Out:  A Courageous Woman's Journey

My story begins where most people’s stories do, with parents. Mine were good people, hard-working and educated. My dad eventually retired as superintendent of schools in Little Rock, Arkansas, and my mother was a schoolteacher.

They were also Southern Baptist and brought me up in that religious tradition. My dad always served as a deacon, and both my parents taught adult Sunday-school classes. I took my religion so seriously, I even attended college at Baylor, the largest Baptist university in the world. And at Baylor I had to face the fact that I was different: my roommate and I fell desperately in love.

 (My parents became aware of my feelings toward Karen and Mother had a talk with me.)

 The conversation was pretty much one-sided as she wanted me to “confess” to a relationship with Karen. I was embarrassed that she and Dad knew. Devastated. At one point Mother asked, “Which one of you is the male in your lovemaking?”

I was speechless. I had no idea what she was talking about. “What do you mean?” I finally asked.

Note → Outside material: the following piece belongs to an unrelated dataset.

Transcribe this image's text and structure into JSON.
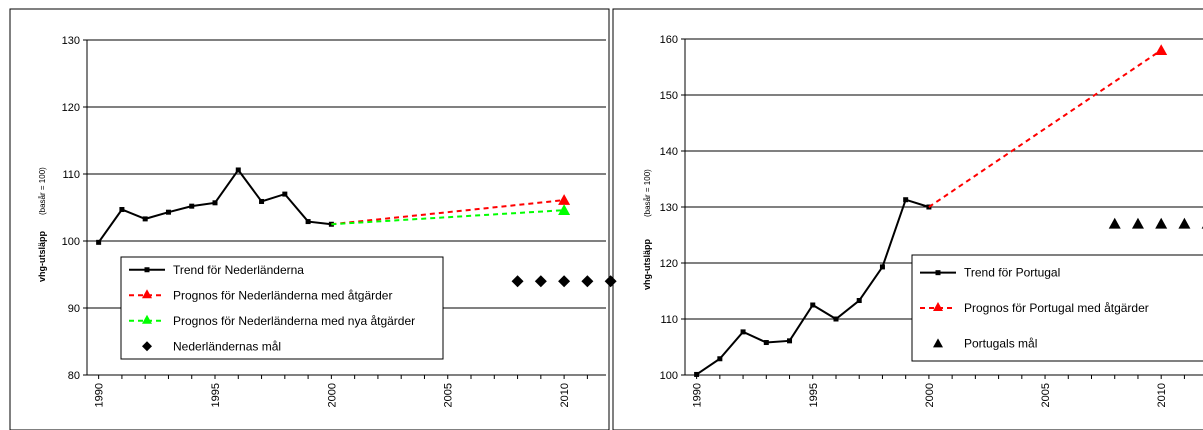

“Normally, one of the girls plays the role of the male. Which role do you play? Are you a top or a bottom?”

My mouth probably flew open. Karen and I didn’t play any roles. We just loved each other. The longer she talked, the more condemnation I felt. I was terribly embarrassed but also wanted her to understand my predicament, to sympathize with me. After all, Karen and I hadn’t planned to fall in love! I was heartsick. I’d fallen deeply, everlastingly in love with someone I’d eventually have to part from. We’d never be able to marry, to have a family, to simply share life. How much worse could it get?

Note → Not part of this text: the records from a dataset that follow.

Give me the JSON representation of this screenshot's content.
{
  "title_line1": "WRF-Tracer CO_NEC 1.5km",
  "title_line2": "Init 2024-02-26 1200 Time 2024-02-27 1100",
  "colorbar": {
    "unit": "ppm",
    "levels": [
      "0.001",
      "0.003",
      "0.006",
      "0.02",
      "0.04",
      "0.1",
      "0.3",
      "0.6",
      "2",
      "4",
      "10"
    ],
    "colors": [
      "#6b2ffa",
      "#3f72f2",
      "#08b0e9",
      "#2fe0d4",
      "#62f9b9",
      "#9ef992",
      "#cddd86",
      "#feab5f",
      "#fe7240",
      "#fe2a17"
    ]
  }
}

The feelings of guilt Mother evoked in me weren’t new. I desperately needed my mother to put her arms around me, to tell me how sorry she was that I was suffering in this way, and to offer help. If she’d done that, I would have unburdened myself, shared everything, but that didn’t happen. Consequently, I never admitted anything.

I loved Karen with all my being and knew of no way to suppress that love, to make it disappear. How much better if I’d fallen in love with a boy—someone my parents would approve of and someone I could marry and with whom I could have children. However, I’d fallen in love with a girl and been shown that evening the condemnation society would display if Karen and I didn’t keep our relationship a secret. We’d always been careful, but now I grew afraid and became even more so as time passed. 

After Mother confronted me, I became much more secretive. I didn’t speak to her for days, angry that she’d confronted me, that she knew, that she’d condemned me, and that she wanted to separate Karen and me. But most of all I was angry at her lack of understanding sympathy. I hated her and became anxious for the holidays to end so I could return to the dorm and to Karen.

 (Karen and I continued to room together at Baylor. This was in the 50's, and at this time, girls were expected to marry. It was simply a given.)

 My parents had two goals for me: to earn my teaching certificate and then to get married. I never questioned this societal standard. By the time I was twenty-three, I told myself to just pick out a nice fellow, marry him, and get it over with. Not long after I made this decision, a friend arranged a blind date for me.

Jim was a nice fellow, a schoolteacher with aspirations to be a school administrator. This goal appealed to me, as my dad was a school administrator. Jim’s dad was a Southern Baptist minister. He loved children and wanted to have a family. I very much wanted to have children, so I asked myself, “What more am I looking for? He fits the bill.” We were married in March 1963.

 (My story continues through 37 years of marriage and four children. Then, in 1999, a conversation with a member of my Sunday School class changed my life.)

As Janie began talking about her artist son, how caring and thoughtful he was, I felt certain he was gay—a homosexual. I can’t explain the feeling but had no doubt in my mind. I believe God put that thought in my head and nudged me to do what I did next. I blurted out, “Is your son a homosexual?”

People simply don’t ask that question in a conservative area like East Texas, and especially of a member of a Southern Baptist church. She hesitated quite a while, then stated in strong tones, “Yes, he is, but God loves him just the way he is. We, too, should love and accept homosexuals.”

I was dumbfounded. Here I was, sixty years old, and I’d never heard a Christian say anything positive, loving, or accepting about homosexuals. Janie’s words broke through the wall within me—the wall I’d carefully constructed to protect myself from the world. At that moment, her words had little impact on me because I felt no forewarning, no hint whatsoever of the devastation, of the uprooting of my carefully planned life her words would cause.

When our class time ended and we stood up to leave, Janie reached over to give me a hug in parting. I’d always avoided touching anyone, but Janie was a hugger, so I put my arms around her and briefly held her close, letting her long, blond hair brush against my face. Our bond began that morning.